This year’s Nobel Prize in Chemistry went to the international team which invented the world’s smallest machine . The three scientists, namely Jean-Pierre Sauvage (France), Sir Fraser Stoddart (Great Britain), and Bernard “Ben” Feringa (Netherlands) will split the $931,000 (8 million Swedish Kronaprize) three ways. The trio began their research back in 1983, and have been able to invent molecular machines that have been tipped to be leading breakthroughs in the field of new materials and energy storage devices.
The molecular machines are also called nanomachines, and are about 1,000 times smaller than a single strand of hair. In a statement, the awarding authority Royal Swedish Academy of Sciences describe the innovation, “They have developed molecules with controllable movements, which can perform a task when energy is added.”
In 1983, Sauvage was the first one to make a breakthrough in the development of tiny machines when he successfully linked two ring-shaped molecules and created a chai. Eight years later, in 1991 Stoddart was able to create a called rotaxane, which was a dumbbell-shaped molecule entailing a ring around its middle. The third scientist Feringa, in 1999, built on this and became the first person to create a molecular motor, which converted the concept into a fully functional machine. The scientific potential of the minuscule motor can be judged by the fact that it has been used to rotate a glass cylinder 10,000 times bigger than its own size.

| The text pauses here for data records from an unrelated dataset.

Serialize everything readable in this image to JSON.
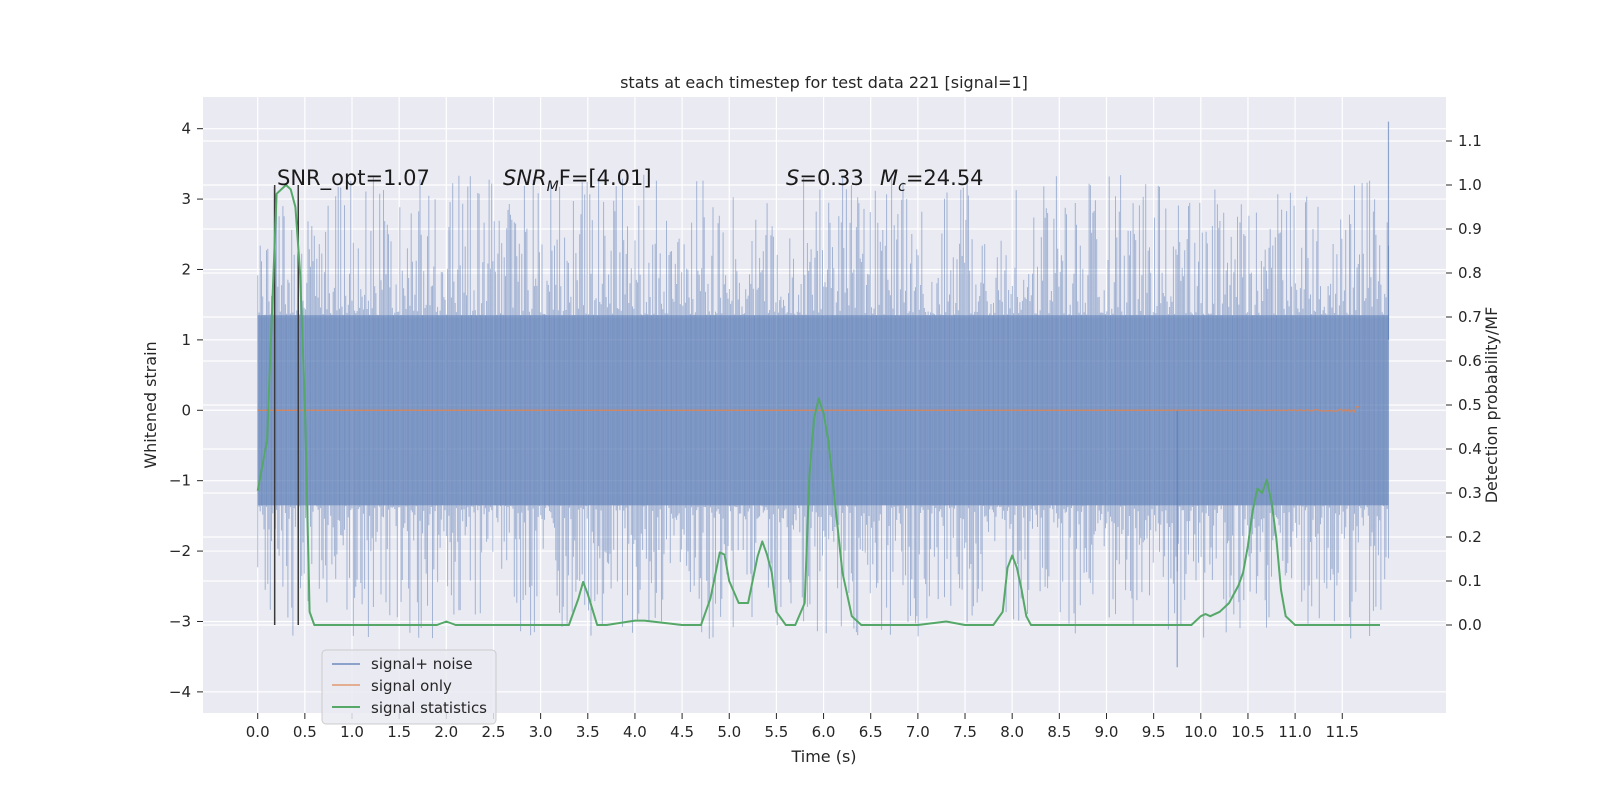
{
  "chart_data": {
    "type": "line",
    "title": "stats at each timestep for test data 221 [signal=1]",
    "xlabel": "Time (s)",
    "ylabel_left": "Whitened strain",
    "ylabel_right": "Detection probability/MF",
    "xlim": [
      -0.58,
      12.6
    ],
    "ylim_left": [
      -4.3,
      4.45
    ],
    "ylim_right": [
      -0.2,
      1.2
    ],
    "xticks": [
      "0.0",
      "0.5",
      "1.0",
      "1.5",
      "2.0",
      "2.5",
      "3.0",
      "3.5",
      "4.0",
      "4.5",
      "5.0",
      "5.5",
      "6.0",
      "6.5",
      "7.0",
      "7.5",
      "8.0",
      "8.5",
      "9.0",
      "9.5",
      "10.0",
      "10.5",
      "11.0",
      "11.5"
    ],
    "yticks_left": [
      "4",
      "3",
      "2",
      "1",
      "0",
      "−1",
      "−2",
      "−3",
      "−4"
    ],
    "yticks_right": [
      "1.1",
      "1.0",
      "0.9",
      "0.8",
      "0.7",
      "0.6",
      "0.5",
      "0.4",
      "0.3",
      "0.2",
      "0.1",
      "0.0"
    ],
    "grid": true,
    "legend_position": "lower-left",
    "annotations": {
      "snr_opt": "SNR_opt=1.07",
      "snr_mf_main": "SNR",
      "snr_mf_sub": "M",
      "snr_mf_tail": "F=[4.01]",
      "s_main": "S",
      "s_tail": "=0.33",
      "mc_main": "M",
      "mc_sub": "c",
      "mc_tail": "=24.54"
    },
    "vertical_markers_x": [
      0.18,
      0.43
    ],
    "series": [
      {
        "name": "signal+ noise",
        "color": "#4c72b0",
        "axis": "left",
        "style": "noise band",
        "x_range": [
          0.0,
          11.99
        ],
        "typical_amplitude": [
          -1.35,
          1.35
        ],
        "min": -3.65,
        "max": 4.1
      },
      {
        "name": "signal only",
        "color": "#dd8452",
        "axis": "left",
        "style": "chirp",
        "x_range": [
          0.0,
          11.68
        ],
        "peak_time": 11.65,
        "peak_amplitude": 0.23
      },
      {
        "name": "signal statistics",
        "color": "#55a868",
        "axis": "right",
        "x": [
          0.0,
          0.1,
          0.15,
          0.2,
          0.25,
          0.3,
          0.35,
          0.4,
          0.45,
          0.5,
          0.55,
          0.6,
          0.65,
          0.7,
          1.0,
          1.5,
          1.9,
          2.0,
          2.1,
          2.5,
          3.0,
          3.3,
          3.4,
          3.45,
          3.5,
          3.6,
          3.7,
          4.0,
          4.1,
          4.5,
          4.7,
          4.8,
          4.9,
          4.95,
          5.0,
          5.1,
          5.2,
          5.3,
          5.35,
          5.4,
          5.45,
          5.5,
          5.6,
          5.7,
          5.8,
          5.85,
          5.9,
          5.95,
          6.0,
          6.05,
          6.1,
          6.2,
          6.3,
          6.4,
          6.5,
          6.7,
          7.0,
          7.3,
          7.5,
          7.7,
          7.8,
          7.9,
          7.95,
          8.0,
          8.05,
          8.1,
          8.15,
          8.2,
          8.3,
          8.5,
          9.0,
          9.5,
          9.9,
          10.0,
          10.05,
          10.1,
          10.2,
          10.3,
          10.4,
          10.45,
          10.5,
          10.55,
          10.6,
          10.65,
          10.7,
          10.75,
          10.8,
          10.85,
          10.9,
          11.0,
          11.5,
          11.9
        ],
        "values": [
          0.305,
          0.42,
          0.7,
          0.98,
          0.99,
          1.0,
          0.99,
          0.95,
          0.8,
          0.5,
          0.03,
          0.0,
          0.0,
          0.0,
          0.0,
          0.0,
          0.0,
          0.008,
          0.0,
          0.0,
          0.0,
          0.0,
          0.06,
          0.098,
          0.07,
          0.0,
          0.0,
          0.01,
          0.01,
          0.0,
          0.0,
          0.06,
          0.165,
          0.16,
          0.1,
          0.05,
          0.05,
          0.155,
          0.19,
          0.16,
          0.12,
          0.03,
          0.0,
          0.0,
          0.05,
          0.34,
          0.47,
          0.515,
          0.48,
          0.42,
          0.32,
          0.12,
          0.02,
          0.0,
          0.0,
          0.0,
          0.0,
          0.008,
          0.0,
          0.0,
          0.0,
          0.03,
          0.13,
          0.158,
          0.13,
          0.08,
          0.02,
          0.0,
          0.0,
          0.0,
          0.0,
          0.0,
          0.0,
          0.02,
          0.025,
          0.02,
          0.03,
          0.05,
          0.09,
          0.12,
          0.18,
          0.26,
          0.31,
          0.3,
          0.33,
          0.28,
          0.2,
          0.08,
          0.02,
          0.0,
          0.0,
          0.0
        ]
      }
    ]
  }
}
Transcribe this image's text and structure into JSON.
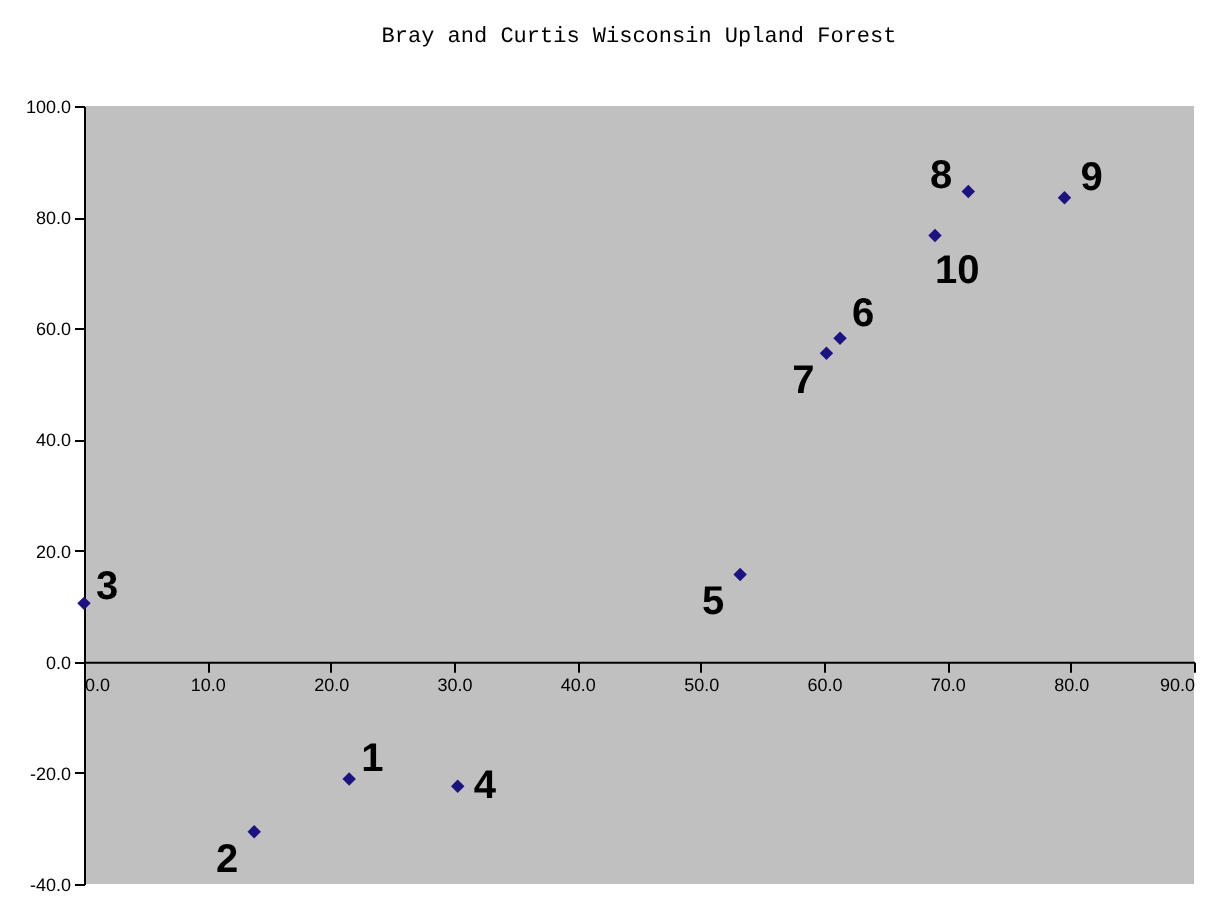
{
  "chart_data": {
    "type": "scatter",
    "title": "Bray and Curtis Wisconsin Upland Forest",
    "x": [
      21.5,
      13.8,
      0.0,
      30.3,
      53.2,
      61.3,
      60.2,
      71.7,
      79.5,
      69.0
    ],
    "series": [
      {
        "color": "#1c1280",
        "values": [
          -21.1,
          -30.6,
          10.5,
          -22.4,
          15.7,
          58.2,
          55.5,
          84.6,
          83.5,
          76.7
        ]
      }
    ],
    "marker": "diamond",
    "xlim": [
      0,
      90
    ],
    "ylim": [
      -40,
      100
    ],
    "xticks": [
      {
        "value": 0,
        "label": "0.0"
      },
      {
        "value": 10,
        "label": "10.0"
      },
      {
        "value": 20,
        "label": "20.0"
      },
      {
        "value": 30,
        "label": "30.0"
      },
      {
        "value": 40,
        "label": "40.0"
      },
      {
        "value": 50,
        "label": "50.0"
      },
      {
        "value": 60,
        "label": "60.0"
      },
      {
        "value": 70,
        "label": "70.0"
      },
      {
        "value": 80,
        "label": "80.0"
      },
      {
        "value": 90,
        "label": "90.0"
      }
    ],
    "yticks": [
      {
        "value": -40,
        "label": "-40.0"
      },
      {
        "value": -20,
        "label": "-20.0"
      },
      {
        "value": 0,
        "label": "0.0"
      },
      {
        "value": 20,
        "label": "20.0"
      },
      {
        "value": 40,
        "label": "40.0"
      },
      {
        "value": 60,
        "label": "60.0"
      },
      {
        "value": 80,
        "label": "80.0"
      },
      {
        "value": 100,
        "label": "100.0"
      }
    ],
    "annotations": [
      {
        "text": "1",
        "x": 21.5,
        "y": -21.1
      },
      {
        "text": "2",
        "x": 13.8,
        "y": -30.6
      },
      {
        "text": "3",
        "x": 0.0,
        "y": 10.5
      },
      {
        "text": "4",
        "x": 30.3,
        "y": -22.4
      },
      {
        "text": "5",
        "x": 53.2,
        "y": 15.7
      },
      {
        "text": "6",
        "x": 61.3,
        "y": 58.2
      },
      {
        "text": "7",
        "x": 60.2,
        "y": 55.5
      },
      {
        "text": "8",
        "x": 71.7,
        "y": 84.6
      },
      {
        "text": "9",
        "x": 79.5,
        "y": 83.5
      },
      {
        "text": "10",
        "x": 69.0,
        "y": 76.7
      }
    ]
  }
}
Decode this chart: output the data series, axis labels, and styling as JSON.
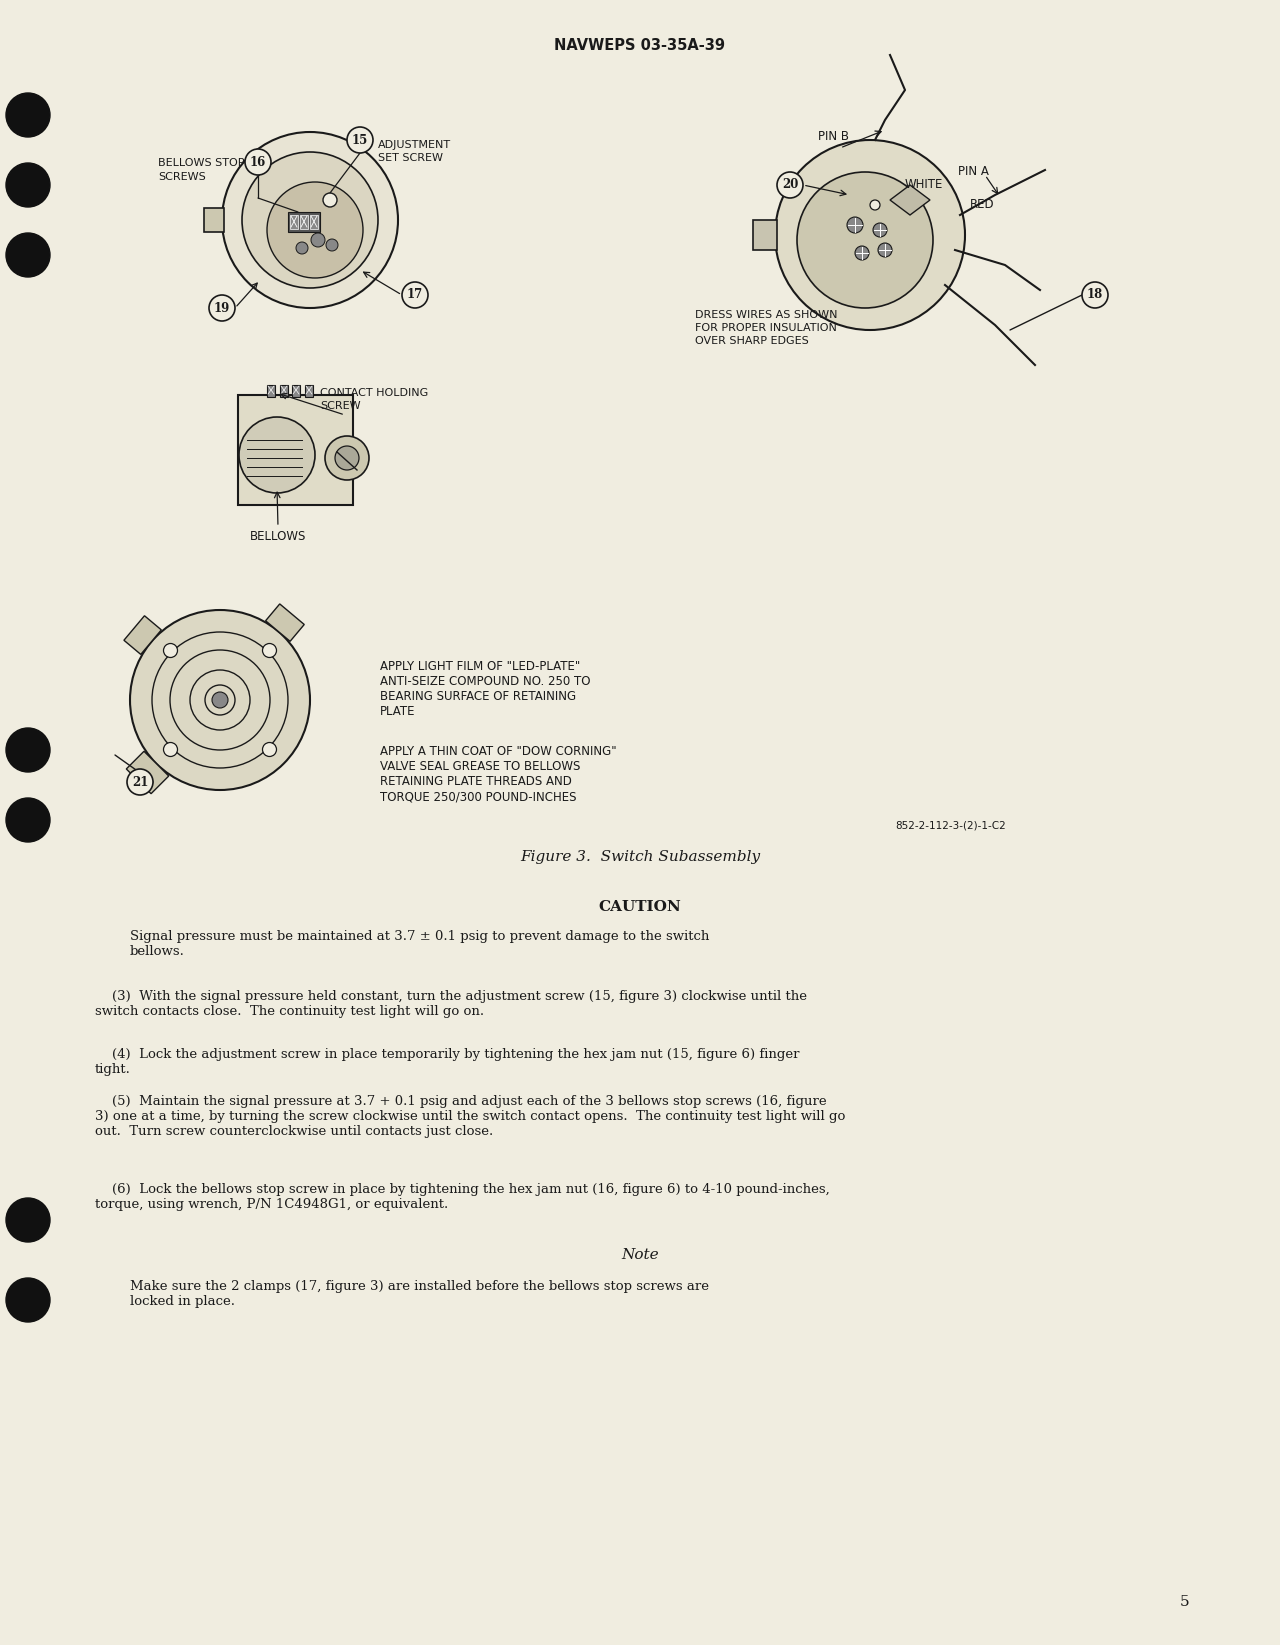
{
  "page_bg_color": "#f0ede0",
  "text_color": "#1a1a1a",
  "header_text": "NAVWEPS 03-35A-39",
  "page_number": "5",
  "figure_caption": "Figure 3.  Switch Subassembly",
  "figure_ref": "852-2-112-3-(2)-1-C2",
  "caution_title": "CAUTION",
  "caution_text": "Signal pressure must be maintained at 3.7 ± 0.1 psig to prevent damage to the switch\nbellows.",
  "note_title": "Note",
  "note_text": "Make sure the 2 clamps (17, figure 3) are installed before the bellows stop screws are\nlocked in place.",
  "para3_text": "    (3)  With the signal pressure held constant, turn the adjustment screw (15, figure 3) clockwise until the\nswitch contacts close.  The continuity test light will go on.",
  "para4_text": "    (4)  Lock the adjustment screw in place temporarily by tightening the hex jam nut (15, figure 6) finger\ntight.",
  "para5_text": "    (5)  Maintain the signal pressure at 3.7 + 0.1 psig and adjust each of the 3 bellows stop screws (16, figure\n3) one at a time, by turning the screw clockwise until the switch contact opens.  The continuity test light will go\nout.  Turn screw counterclockwise until contacts just close.",
  "para6_text": "    (6)  Lock the bellows stop screw in place by tightening the hex jam nut (16, figure 6) to 4-10 pound-inches,\ntorque, using wrench, P/N 1C4948G1, or equivalent.",
  "label_bellows_stop": "BELLOWS STOP",
  "label_bellows_stop2": "SCREWS",
  "label_16": "16",
  "label_15": "15",
  "label_adj_set": "ADJUSTMENT",
  "label_adj_set2": "SET SCREW",
  "label_19": "19",
  "label_17": "17",
  "label_pin_b": "PIN B",
  "label_20": "20",
  "label_white": "WHITE",
  "label_pin_a": "PIN A",
  "label_red": "RED",
  "label_18": "18",
  "label_dress1": "DRESS WIRES AS SHOWN",
  "label_dress2": "FOR PROPER INSULATION",
  "label_dress3": "OVER SHARP EDGES",
  "label_contact1": "CONTACT HOLDING",
  "label_contact2": "SCREW",
  "label_bellows": "BELLOWS",
  "label_21": "21",
  "label_apply1a": "APPLY LIGHT FILM OF \"LED-PLATE\"",
  "label_apply1b": "ANTI-SEIZE COMPOUND NO. 250 TO",
  "label_apply1c": "BEARING SURFACE OF RETAINING",
  "label_apply1d": "PLATE",
  "label_apply2a": "APPLY A THIN COAT OF \"DOW CORNING\"",
  "label_apply2b": "VALVE SEAL GREASE TO BELLOWS",
  "label_apply2c": "RETAINING PLATE THREADS AND",
  "label_apply2d": "TORQUE 250/300 POUND-INCHES"
}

The jury said when announcing the winners, “The molecular motor is at the same stage as the electric motor was in the 1830s, when scientists displayed various spinning cranks and wheels, unaware that they would lead to electric trains, washing machines, fans and food processors.”
These are truly exciting times for the world’s technology, and this invention in particular is a herald of great breakthroughs to come in the near future.